Au cours des premières décennies de ce siècle, les machines à tricoter domestiques s'étaient multipliées en Islande, surtout dans les zones rurales, tandis que le tricot à la main diminuait.  Ce fut en 1920 ou 1922 que la propriétaire d'une de ces machines essaya et réussit à tricoter mécaniquement un foulard pour son mari, directement à partir d'une "galette" de lopi, sans prendre le temps ni la peine de filer la laine au préalable.  Elle relata les expériences qu'elle avait faites pour tricoter ainsi divers articles vestimentaires, dans un bulletin annuel de grande diffusion consacré aux travaux manuels.  L'idée germa, et cette pratique se répandit rapidement.

Ce ne fut pourtant qu'une dizaine d'années plus tard que l'on se mit à tricoter le "lopi" à la main, de la même façon que les laines tordues.  Il faut noter qu'à ce moment, le tricot était devenu un travail de femmes, ainsi qu'un passe-temps occasionnel.  Tout d'abord on utilisa le "lopi" avec un brin de laine filée pour le renforcer, mais le plus souvent, dans le tricot à la main, on utilisait deux ou trois mèches de "lopi" ensemble après en avoir fait une triple pelote, afin de donner au "lopi" une légère torsion.  Actuellement, on fait subir au "lopi" une légère torsion au cours de la mise en écheveaux.

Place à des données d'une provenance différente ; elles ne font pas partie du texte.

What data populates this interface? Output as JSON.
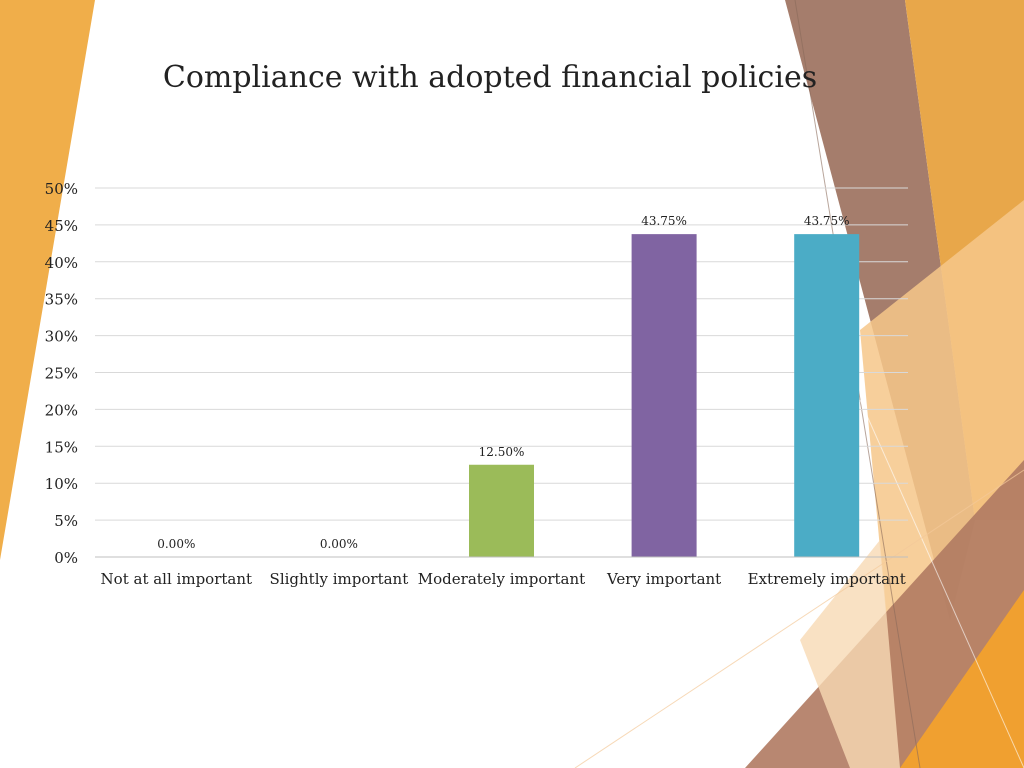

Pendant et après la seconde guerre mondiale, le tricotage à la main de pull-overs en "lopi", souvent inspirés de motifs scandinaves traditionnels, devint très populaire, surtout pour les articles de sport.  À la fin des années cinquante, on adopta les modèles chic des pulls à empiècement rond en jacquard, venus de l'étranger (de Scandinavie notamment) en les adaptant à la technique du tricotage du "lopi".  Ces pull-overs ont constitué depuis, et jusqu'à ce jour, le fleuron du tricot islandais en "lopi".

Les pull-overs en "lopi" produits pour la vente sur place ou à l'étranger, sont presque toujours tricotés dans les couleurs naturelles des moutons islandais:  blanc, gris, brun (couleur "terre" ou brun naturel) et brun foncé ("noir mouton" ou noir naturel).  Le "lopi" de couleur existe aussi sur le marché, mais n'est guère utilisé que par la clientèle privée.  Les motifs des pull-overs en "lopi", c'est-à-dire les bandes en jacquard, sont de diverses provenances.  Certains ont été copiés ou inspirés de motifs islandais traditionnels, tirés d'anciens recueils manuscrits d'instruction de tricotage, ou de broderies.  Certains sont l'adaptation de motifs étrangers destinés à différentes applications textiles.  Mais la plupart des motifs employés actuellement ont été élaborés spécialement pour le tricot de pull-overs en "lopi", et bien souvent par les tricoteurs et tricoteuses eux-mêmes.

"lopi" signifie "pure laine vierge" ou "pure new wool".